If you openly shared your advertising plan, you’d feel exposed. Anyone who knew what you were planning could stay ahead of you. Your competitors could create ads knowing who you’re trying to reach and what you say when you get them. That would be a significant advantage, and we suggest you do that to your competitors: improve your competitive intelligence.
Competitor keyword analysis is the most essential part of your e-commerce SEO strategy. The goal of your research is based on finding new opportunities to generate traffic.
If you can optimize your website based on the right keywords, you can generate high-quality traffic by showing up organically in relevant search engines.
By tracking your competitors’ organic and paid keywords, you can see the content people find in a search on Google. Those pages pull in traffic at no extra cost. Those same businesses might draw people in with ads on Google searches, and you can see those paid keywords and the ad copy that goes with them.
All of this insight helps you build a strategy to guard against your competitors.
Because business is constantly growing and changing, you could always have new competitors to guard against. Staying on top of these threats is essential, and keywords are the easiest way to start.
At SpyFu, you can make it easy for businesses to see their competitors’ AdWords campaigns and their SEO performance.
You can collect information on those search results on millions of terms, including the advertisers. You tie it all together so that you can find the domains that compete with you on one keyword. Or, stretch out and find the ones that give you the most significant competition across your keyword list.
That helps you stay on top of your known competitors and any emerging threats you might have missed. Tracking those competitors will be a critical part of your growth. In that way, new and rising competitors can prove more valuable. If they’re new, they’re not yet cluttered. They are now latching onto the most crucial keywords and investing in what converts. The evidence of their success is that they are creeping up on your keywords. Keep what you’re doing, but do pay attention to any reminders you can grab from your new competitors.
We believe heavily in the value of learning from what your competitors have in common with each other.
If one competitor advertises on (buys) a keyword, that’s worth noting. If a second competitor (or third) also buys that exact keyword, that signals that you found a good keyword.
Paying for a keyword for more than one month is like voting. The advertiser makes the active choice to pay for a click on their ad from this search. When multiple competitors of your vote for the same word, you can confidently add it to your lineup.
You can find these keywords through tools like SpyFu. The tool automatically detects your biggest paid search competitors by entering your domain. It shows you the exact keywords they’re buying that you don’t.
It’s worth testing. (Ads are always worth testing.) But it’s far better than flying blind. You’ve drawn on the wisdom of the crowd. People who have been there before are leaving you hints of what works and what doesn’t–whether they realize it or not.

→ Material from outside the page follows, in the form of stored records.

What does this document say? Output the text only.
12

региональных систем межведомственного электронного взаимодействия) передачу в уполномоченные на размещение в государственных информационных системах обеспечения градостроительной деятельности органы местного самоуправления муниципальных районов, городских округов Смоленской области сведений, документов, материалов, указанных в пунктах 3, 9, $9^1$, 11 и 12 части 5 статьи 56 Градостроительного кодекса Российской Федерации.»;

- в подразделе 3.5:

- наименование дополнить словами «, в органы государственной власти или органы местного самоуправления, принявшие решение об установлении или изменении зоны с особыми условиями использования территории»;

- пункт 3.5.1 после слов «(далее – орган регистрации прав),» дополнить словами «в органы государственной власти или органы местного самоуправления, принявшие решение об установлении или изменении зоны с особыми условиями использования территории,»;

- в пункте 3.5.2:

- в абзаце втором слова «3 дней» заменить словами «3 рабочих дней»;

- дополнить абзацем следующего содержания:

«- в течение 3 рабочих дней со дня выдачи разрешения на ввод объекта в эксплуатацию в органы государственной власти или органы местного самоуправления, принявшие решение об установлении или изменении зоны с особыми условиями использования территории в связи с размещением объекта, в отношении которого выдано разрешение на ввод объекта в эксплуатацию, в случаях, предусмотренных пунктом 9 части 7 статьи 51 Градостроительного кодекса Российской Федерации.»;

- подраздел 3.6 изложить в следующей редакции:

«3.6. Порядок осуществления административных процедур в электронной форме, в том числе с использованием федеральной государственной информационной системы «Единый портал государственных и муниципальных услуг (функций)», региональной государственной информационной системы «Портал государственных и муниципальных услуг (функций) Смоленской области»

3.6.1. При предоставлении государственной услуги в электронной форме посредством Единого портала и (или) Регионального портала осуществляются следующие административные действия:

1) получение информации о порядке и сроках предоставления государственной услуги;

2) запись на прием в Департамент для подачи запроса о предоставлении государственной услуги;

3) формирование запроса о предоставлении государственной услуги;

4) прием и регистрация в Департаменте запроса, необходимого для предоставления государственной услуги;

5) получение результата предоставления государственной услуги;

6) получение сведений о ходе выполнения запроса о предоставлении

No competitor is perfect. They can make bad choices. They take risks. While either competitor might dabble in a few unprofitable keywords, both competitors will agree on the ones that pay off in the long run.
Most of us will never talk with our top competitors about which ads convert best for them and which are time and money wasters. Instead, we have to take signals and clues from what they don’t realize they’re telling us.

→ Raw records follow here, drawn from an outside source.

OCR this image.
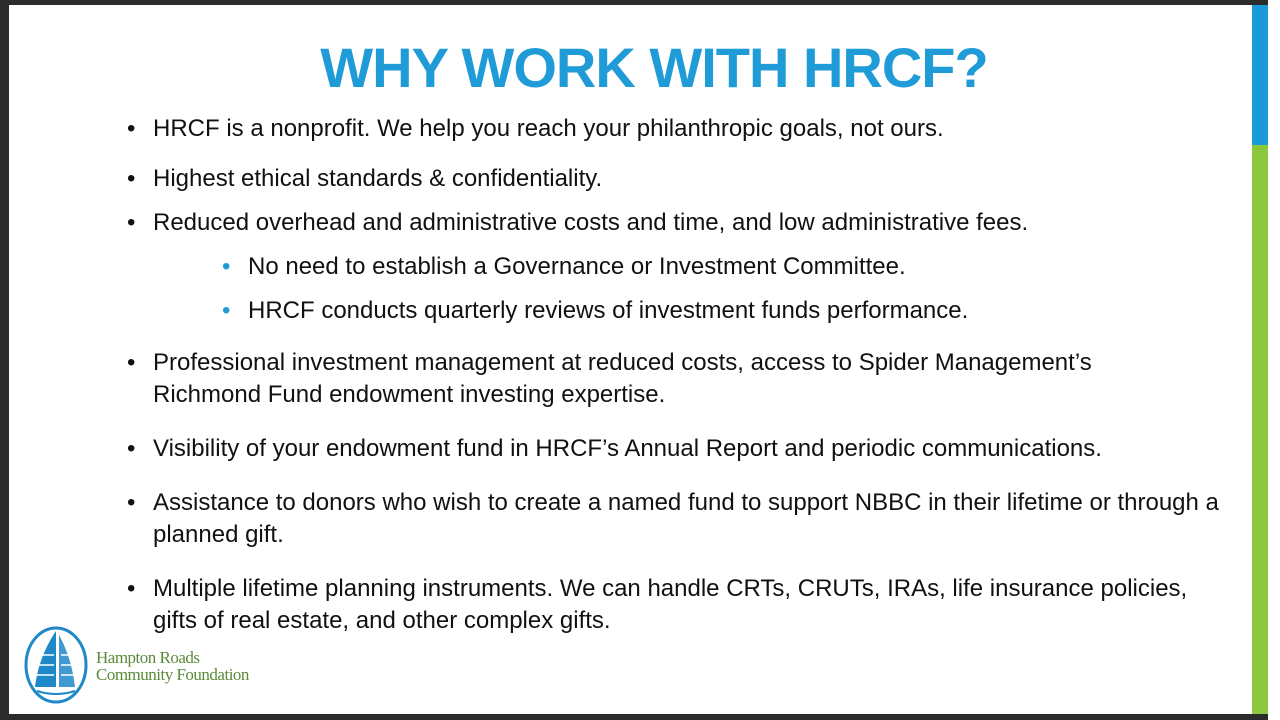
WHY WORK WITH HRCF?
• HRCF is a nonprofit. We help you reach your philanthropic goals, not ours.
• Highest ethical standards & confidentiality.
• Reduced overhead and administrative costs and time, and low administrative fees.
• No need to establish a Governance or Investment Committee.
• HRCF conducts quarterly reviews of investment funds performance.
• Professional investment management at reduced costs, access to Spider Management’s Richmond Fund endowment investing expertise.
• Visibility of your endowment fund in HRCF’s Annual Report and periodic communications.
• Assistance to donors who wish to create a named fund to support NBBC in their lifetime or through a planned gift.
• Multiple lifetime planning instruments. We can handle CRTs, CRUTs, IRAs, life insurance policies, gifts of real estate, and other complex gifts.
Hampton Roads
Community Foundation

As we mentioned above, advertising on a keyword is notable for competitive intelligence. Advertising for a long time is better. And if they continue to pay for higher ad positions on this keyword, then that keyword is probably pulling its weight in the advertiser’s campaign.
Finally, we get that people fall asleep at the wheel. They might need to check their ad performance more closely. However, no one will let a weak-performing keyword drain their budget for too long.
Combining those ideas means that if we can spot keywords with these signs, then we can guess these convert well:
Once you’ve researched your competitor’s keywords and how they spend their money, you can list the top keywords you want to rank for. These keywords must be the ones you wish your target customers to search for. Therefore, you should ensure that keywords are relevant, competitive, and aligned with your business. It will allow you to strengthen your competitive intelligence as well.
Prioritization is the key to your list. You must strategically choose the keywords and try to improve your rankings based on them. Improving your rankings in search results might take some time, but you can notice the difference. Remember to compare your keyword’s ranking with your competitor’s.
We also see in historical data that a domain’s best ad copy tends to spring up across its top keywords. The domain spreads its most dominant message in a way that we can’t ignore. You can see what’s working best for your business.
In SpyFu’s Ad History tool, you can track where the same ad copy pops up on different keywords.
We know that Google lends a hand here, too. It tends to show the ad that gets the highest clicks. This makes the best-performing ad copy rise to the top. So now you’ve got your competitor’s favorite keywords and its best ad copy revealed for your research–no matter how they try to hide it.
Tools can also help you track changes in your competitor campaigns. It allows you to watch their rankings — paying attention to ups and downs.
Learn more about this vital part of competitor research and ultimately improve your competitive intelligence. What starts as a curiosity for some people turns into an all-out advantage. Turn your competitors into your testing machine. You can learn from their ads, their copy, and their content.